一緒に育った親友のライアンともその妹のアデルとも、ただの貴族とも自分は違う。
一国の中で唯一の存在である王太子。


ゆくゆくは国を治める国王となる身である為、二人の姉やニール、そして妹や弟とも違う、特別な教育を受けてきた。
そんなセドリックが、たとえ心の中とはいえ、『王太子の位などどうでもいい』と思うのはこれが初めてだった。

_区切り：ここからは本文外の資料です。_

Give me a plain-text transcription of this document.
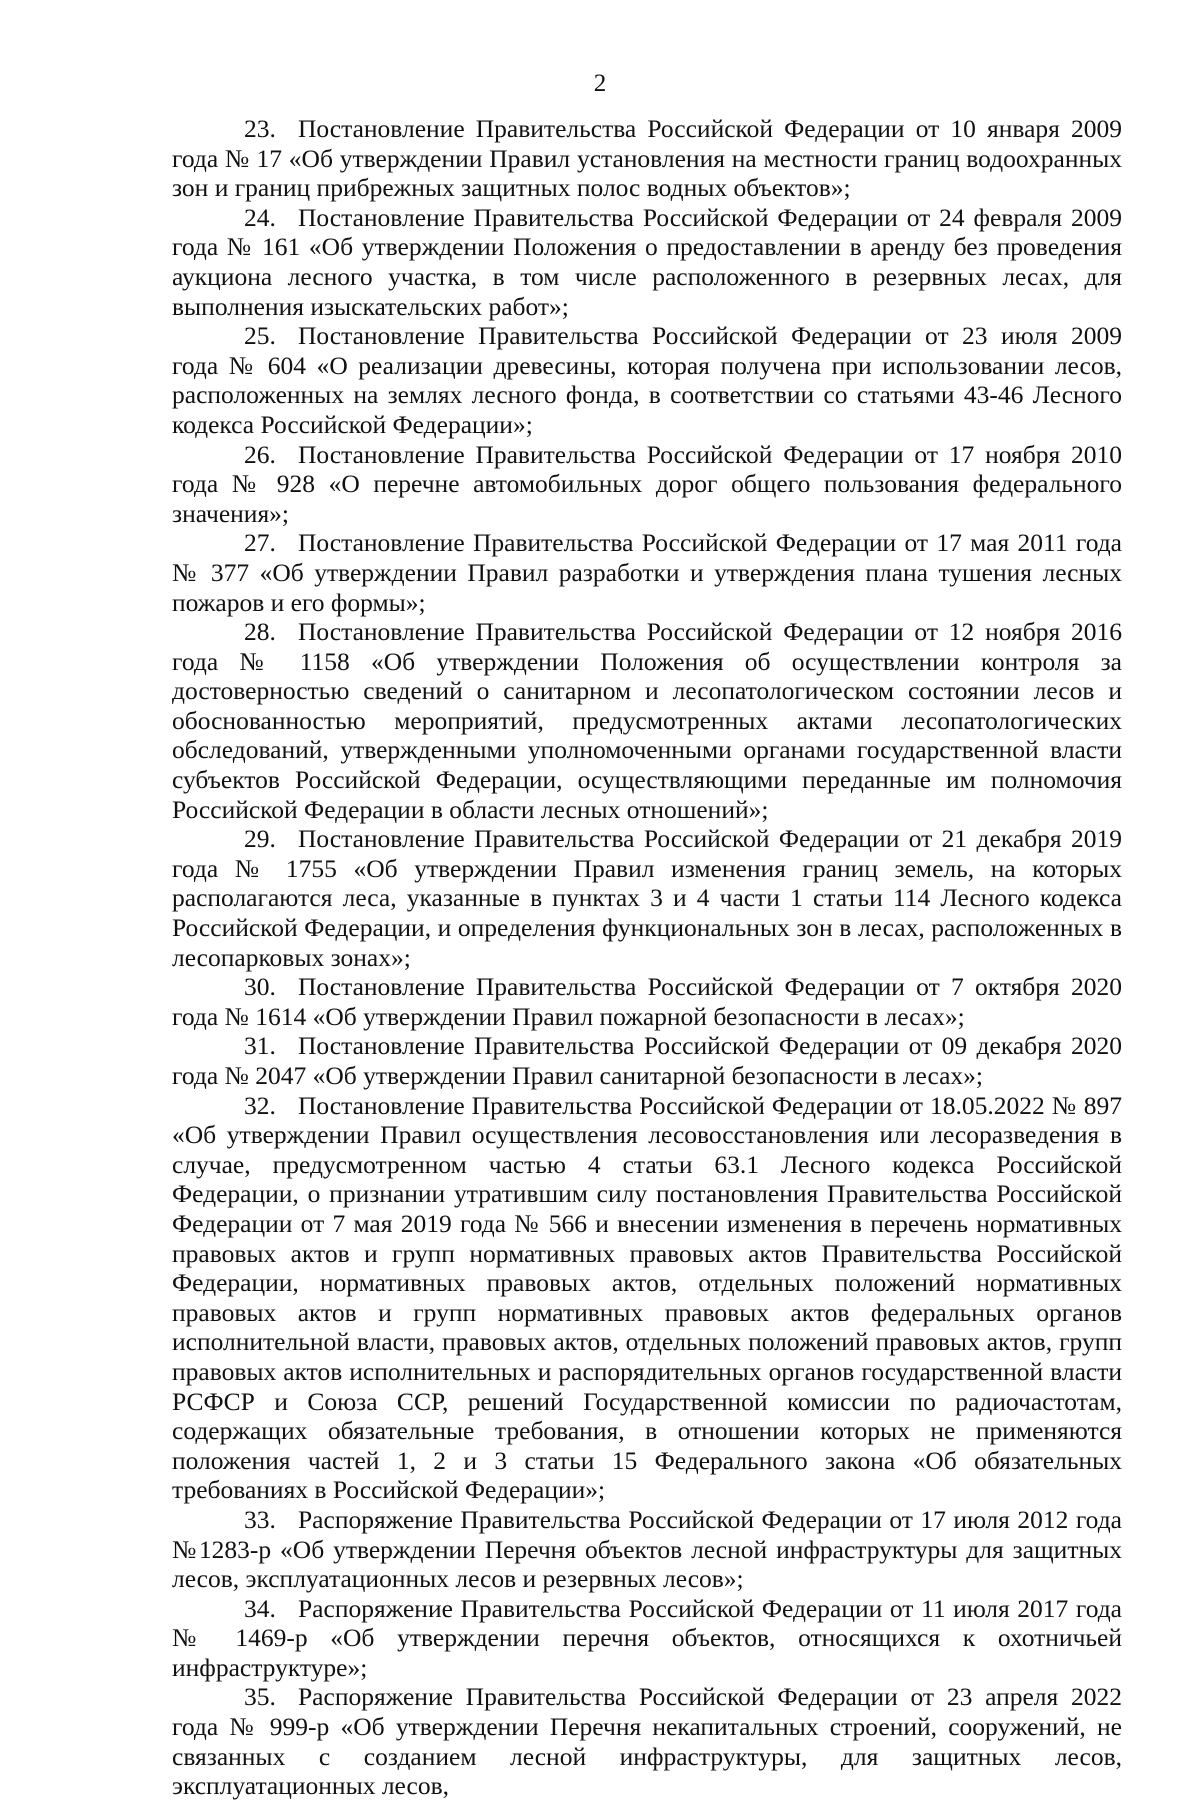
2

23. Постановление Правительства Российской Федерации от 10 января 2009 года № 17 «Об утверждении Правил установления на местности границ водоохранных зон и границ прибрежных защитных полос водных объектов»;

24. Постановление Правительства Российской Федерации от 24 февраля 2009 года № 161 «Об утверждении Положения о предоставлении в аренду без проведения аукциона лесного участка, в том числе расположенного в резервных лесах, для выполнения изыскательских работ»;

25. Постановление Правительства Российской Федерации от 23 июля 2009 года № 604 «О реализации древесины, которая получена при использовании лесов, расположенных на землях лесного фонда, в соответствии со статьями 43-46 Лесного кодекса Российской Федерации»;

26. Постановление Правительства Российской Федерации от 17 ноября 2010 года № 928 «О перечне автомобильных дорог общего пользования федерального значения»;

27. Постановление Правительства Российской Федерации от 17 мая 2011 года № 377 «Об утверждении Правил разработки и утверждения плана тушения лесных пожаров и его формы»;

28. Постановление Правительства Российской Федерации от 12 ноября 2016 года № 1158 «Об утверждении Положения об осуществлении контроля за достоверностью сведений о санитарном и лесопатологическом состоянии лесов и обоснованностью мероприятий, предусмотренных актами лесопатологических обследований, утвержденными уполномоченными органами государственной власти субъектов Российской Федерации, осуществляющими переданные им полномочия Российской Федерации в области лесных отношений»;

29. Постановление Правительства Российской Федерации от 21 декабря 2019 года № 1755 «Об утверждении Правил изменения границ земель, на которых располагаются леса, указанные в пунктах 3 и 4 части 1 статьи 114 Лесного кодекса Российской Федерации, и определения функциональных зон в лесах, расположенных в лесопарковых зонах»;

30. Постановление Правительства Российской Федерации от 7 октября 2020 года № 1614 «Об утверждении Правил пожарной безопасности в лесах»;

31. Постановление Правительства Российской Федерации от 09 декабря 2020 года № 2047 «Об утверждении Правил санитарной безопасности в лесах»;

32. Постановление Правительства Российской Федерации от 18.05.2022 № 897 «Об утверждении Правил осуществления лесовосстановления или лесоразведения в случае, предусмотренном частью 4 статьи 63.1 Лесного кодекса Российской Федерации, о признании утратившим силу постановления Правительства Российской Федерации от 7 мая 2019 года № 566 и внесении изменения в перечень нормативных правовых актов и групп нормативных правовых актов Правительства Российской Федерации, нормативных правовых актов, отдельных положений нормативных правовых актов и групп нормативных правовых актов федеральных органов исполнительной власти, правовых актов, отдельных положений правовых актов, групп правовых актов исполнительных и распорядительных органов государственной власти РСФСР и Союза ССР, решений Государственной комиссии по радиочастотам, содержащих обязательные требования, в отношении которых не применяются положения частей 1, 2 и 3 статьи 15 Федерального закона «Об обязательных требованиях в Российской Федерации»;

33. Распоряжение Правительства Российской Федерации от 17 июля 2012 года №1283-р «Об утверждении Перечня объектов лесной инфраструктуры для защитных лесов, эксплуатационных лесов и резервных лесов»;

34. Распоряжение Правительства Российской Федерации от 11 июля 2017 года № 1469-р «Об утверждении перечня объектов, относящихся к охотничьей инфраструктуре»;

35. Распоряжение Правительства Российской Федерации от 23 апреля 2022 года № 999-р «Об утверждении Перечня некапитальных строений, сооружений, не связанных с созданием лесной инфраструктуры, для защитных лесов, эксплуатационных лесов,
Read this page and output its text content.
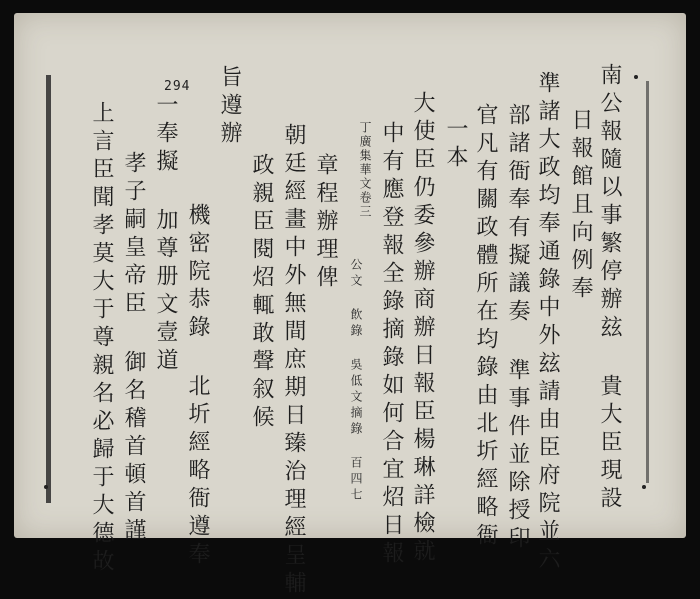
294	南公報隨以事繁停辦玆 貴大臣現設
日報館且向例奉
準諸大政均奉通錄中外玆請由臣府院並六
部諸衙奉有擬議奏 準事件並除授印
官凡有關政體所在均錄由北圻經略衙
一本
大使臣仍委參辦商辦日報臣楊琳詳檢就
中有應登報全錄摘錄如何合宜炤日報
丁廣集華文卷三
公文 飲錄 吳低文摘錄 百四七
章程辦理俾
朝廷經畫中外無間庶期日臻治理經呈輔
政親臣閱炤輒敢聲叙候
旨遵辦
機密院恭錄 北圻經略衙遵奉
一奉擬 加尊册文壹道
孝子嗣皇帝臣 御名稽首頓首謹
上言臣聞孝莫大于尊親名必歸于大德故
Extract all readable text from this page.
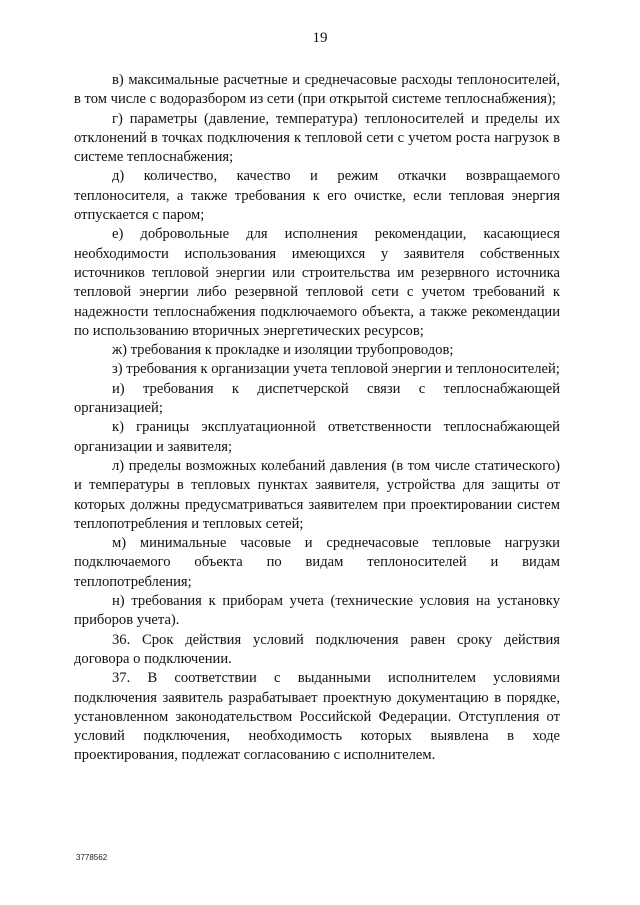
19

в) максимальные расчетные и среднечасовые расходы теплоносителей, в том числе с водоразбором из сети (при открытой системе теплоснабжения);

г) параметры (давление, температура) теплоносителей и пределы их отклонений в точках подключения к тепловой сети с учетом роста нагрузок в системе теплоснабжения;

д) количество, качество и режим откачки возвращаемого теплоносителя, а также требования к его очистке, если тепловая энергия отпускается с паром;

е) добровольные для исполнения рекомендации, касающиеся необходимости использования имеющихся у заявителя собственных источников тепловой энергии или строительства им резервного источника тепловой энергии либо резервной тепловой сети с учетом требований к надежности теплоснабжения подключаемого объекта, а также рекомендации по использованию вторичных энергетических ресурсов;

ж) требования к прокладке и изоляции трубопроводов;

з) требования к организации учета тепловой энергии и теплоносителей;

и) требования к диспетчерской связи с теплоснабжающей организацией;

к) границы эксплуатационной ответственности теплоснабжающей организации и заявителя;

л) пределы возможных колебаний давления (в том числе статического) и температуры в тепловых пунктах заявителя, устройства для защиты от которых должны предусматриваться заявителем при проектировании систем теплопотребления и тепловых сетей;

м) минимальные часовые и среднечасовые тепловые нагрузки подключаемого объекта по видам теплоносителей и видам теплопотребления;

н) требования к приборам учета (технические условия на установку приборов учета).

36. Срок действия условий подключения равен сроку действия договора о подключении.

37. В соответствии с выданными исполнителем условиями подключения заявитель разрабатывает проектную документацию в порядке, установленном законодательством Российской Федерации. Отступления от условий подключения, необходимость которых выявлена в ходе проектирования, подлежат согласованию с исполнителем.

3778562
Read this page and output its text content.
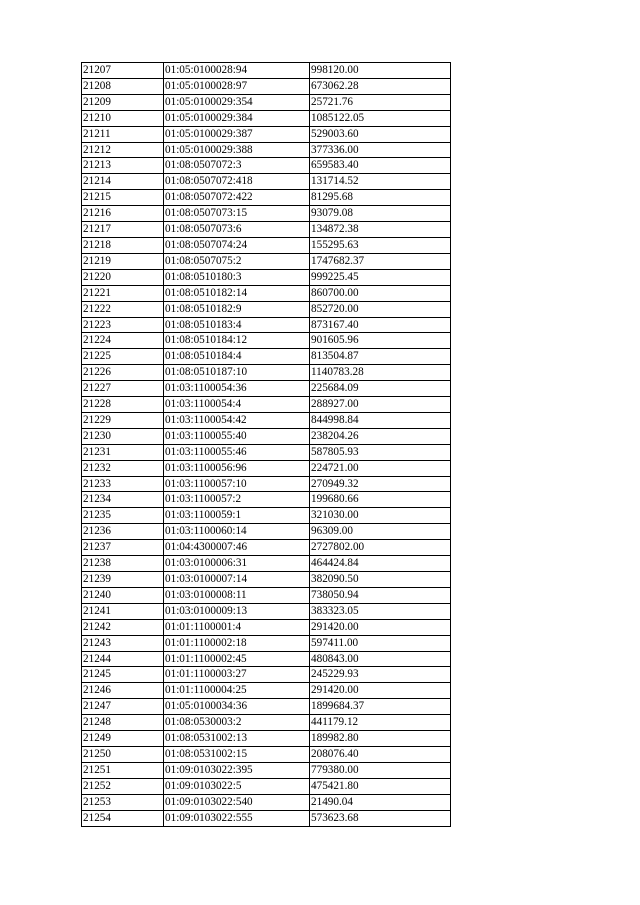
21207	01:05:0100028:94	998120.00
21208	01:05:0100028:97	673062.28
21209	01:05:0100029:354	25721.76
21210	01:05:0100029:384	1085122.05
21211	01:05:0100029:387	529003.60
21212	01:05:0100029:388	377336.00
21213	01:08:0507072:3	659583.40
21214	01:08:0507072:418	131714.52
21215	01:08:0507072:422	81295.68
21216	01:08:0507073:15	93079.08
21217	01:08:0507073:6	134872.38
21218	01:08:0507074:24	155295.63
21219	01:08:0507075:2	1747682.37
21220	01:08:0510180:3	999225.45
21221	01:08:0510182:14	860700.00
21222	01:08:0510182:9	852720.00
21223	01:08:0510183:4	873167.40
21224	01:08:0510184:12	901605.96
21225	01:08:0510184:4	813504.87
21226	01:08:0510187:10	1140783.28
21227	01:03:1100054:36	225684.09
21228	01:03:1100054:4	288927.00
21229	01:03:1100054:42	844998.84
21230	01:03:1100055:40	238204.26
21231	01:03:1100055:46	587805.93
21232	01:03:1100056:96	224721.00
21233	01:03:1100057:10	270949.32
21234	01:03:1100057:2	199680.66
21235	01:03:1100059:1	321030.00
21236	01:03:1100060:14	96309.00
21237	01:04:4300007:46	2727802.00
21238	01:03:0100006:31	464424.84
21239	01:03:0100007:14	382090.50
21240	01:03:0100008:11	738050.94
21241	01:03:0100009:13	383323.05
21242	01:01:1100001:4	291420.00
21243	01:01:1100002:18	597411.00
21244	01:01:1100002:45	480843.00
21245	01:01:1100003:27	245229.93
21246	01:01:1100004:25	291420.00
21247	01:05:0100034:36	1899684.37
21248	01:08:0530003:2	441179.12
21249	01:08:0531002:13	189982.80
21250	01:08:0531002:15	208076.40
21251	01:09:0103022:395	779380.00
21252	01:09:0103022:5	475421.80
21253	01:09:0103022:540	21490.04
21254	01:09:0103022:555	573623.68
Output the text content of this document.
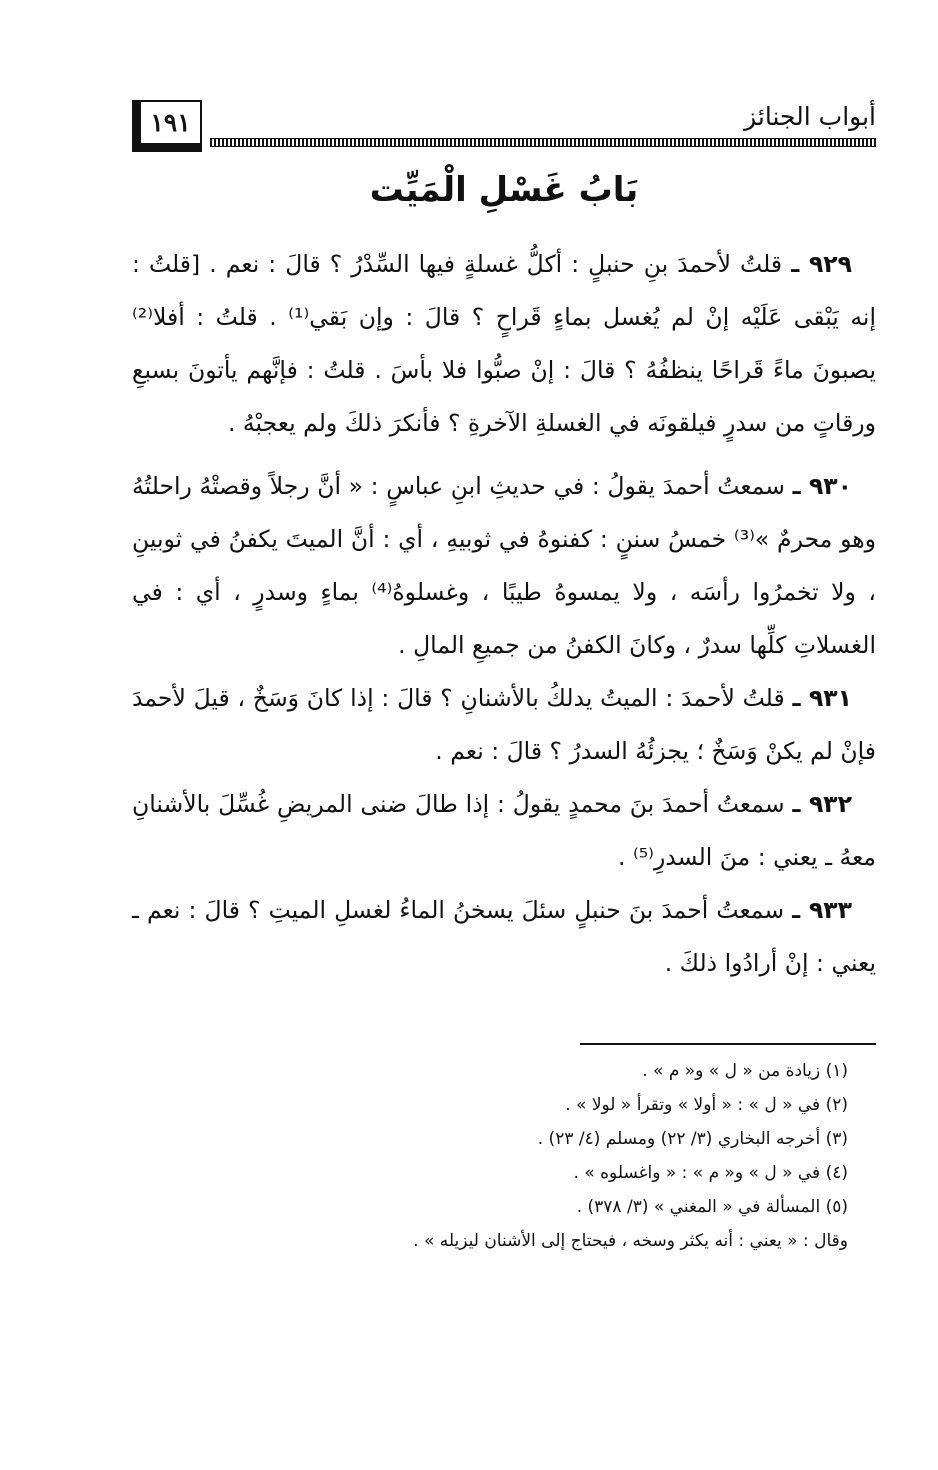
١٩١	أبواب الجنائز
بَابُ غَسْلِ الْمَيِّت

٩٢٩ ـ قلتُ لأحمدَ بنِ حنبلٍ : أكلُّ غسلةٍ فيها السِّدْرُ ؟ قالَ : نعم . [قلتُ : إنه يَبْقى عَلَيْه إنْ لم يُغسل بماءٍ قَراحٍ ؟ قالَ : وإن بَقي⁽¹⁾ . قلتُ : أفلا⁽²⁾ يصبونَ ماءً قَراحًا ينظفُهُ ؟ قالَ : إنْ صبُّوا فلا بأسَ . قلتُ : فإنَّهم يأتونَ بسبعِ ورقاتٍ من سدرٍ فيلقونَه في الغسلةِ الآخرةِ ؟ فأنكرَ ذلكَ ولم يعجبْهُ .

٩٣٠ ـ سمعتُ أحمدَ يقولُ : في حديثِ ابنِ عباسٍ : « أنَّ رجلاً وقصتْهُ راحلتُهُ وهو محرمٌ »⁽³⁾ خمسُ سننٍ : كفنوهُ في ثوبيهِ ، أي : أنَّ الميتَ يكفنُ في ثوبينِ ، ولا تخمرُوا رأسَه ، ولا يمسوهُ طيبًا ، وغسلوهُ⁽⁴⁾ بماءٍ وسدرٍ ، أي : في الغسلاتِ كلِّها سدرٌ ، وكانَ الكفنُ من جميعِ المالِ .

٩٣١ ـ قلتُ لأحمدَ : الميتُ يدلكُ بالأشنانِ ؟ قالَ : إذا كانَ وَسَخٌ ، قيلَ لأحمدَ فإنْ لم يكنْ وَسَخٌ ؛ يجزئُهُ السدرُ ؟ قالَ : نعم .

٩٣٢ ـ سمعتُ أحمدَ بنَ محمدٍ يقولُ : إذا طالَ ضنى المريضِ غُسِّلَ بالأشنانِ معهُ ـ يعني : منَ السدرِ⁽⁵⁾ .

٩٣٣ ـ سمعتُ أحمدَ بنَ حنبلٍ سئلَ يسخنُ الماءُ لغسلِ الميتِ ؟ قالَ : نعم ـ يعني : إنْ أرادُوا ذلكَ .

(١) زيادة من « ل » و« م » .

(٢) في « ل » : « أولا » وتقرأ « لولا » .

(٣) أخرجه البخاري (٣/ ٢٢) ومسلم (٤/ ٢٣) .

(٤) في « ل » و« م » : « واغسلوه » .

(٥) المسألة في « المغني » (٣/ ٣٧٨) .

وقال : « يعني : أنه يكثر وسخه ، فيحتاج إلى الأشنان ليزيله » .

他国に派遣した遣いがあの姫君を見つけられないのならば、自分で心の赴くまま、各国を渡り歩いてでも、見つかるまで探したい。
見つけ出しさえすれば、王太子からの正式な求婚を、断れる姫君はいない。
セドリックは、恋焦がれる姫君を妃にすることができる。


しかし、王太子であるからこそ、彼自身が探し回ることは許されない。
セドリックは、現実のジレンマに苦しんでいた。


「……兄上に言われずとも、わかってるよ」


セドリックはニールから目を伏せ、素っ気なく言い捨てると、パシッと馬の腹を蹴った。


「はっ」


威勢よく声をあげ、セドリックはニールとの距離を離そうと速度を上げて馬を走らせた。
背後からは、『セディ』とニールの声が追ってくる。
しかし、セドリックはそれを振り払うように馬に鞭を打った。


苦しい。ただ苦しかった。
このまま城門を出て、一晩中森を駆け巡りたい衝動に駆られる。
しかし、国王に呼ばれている以上、行かないわけにはいかなかった。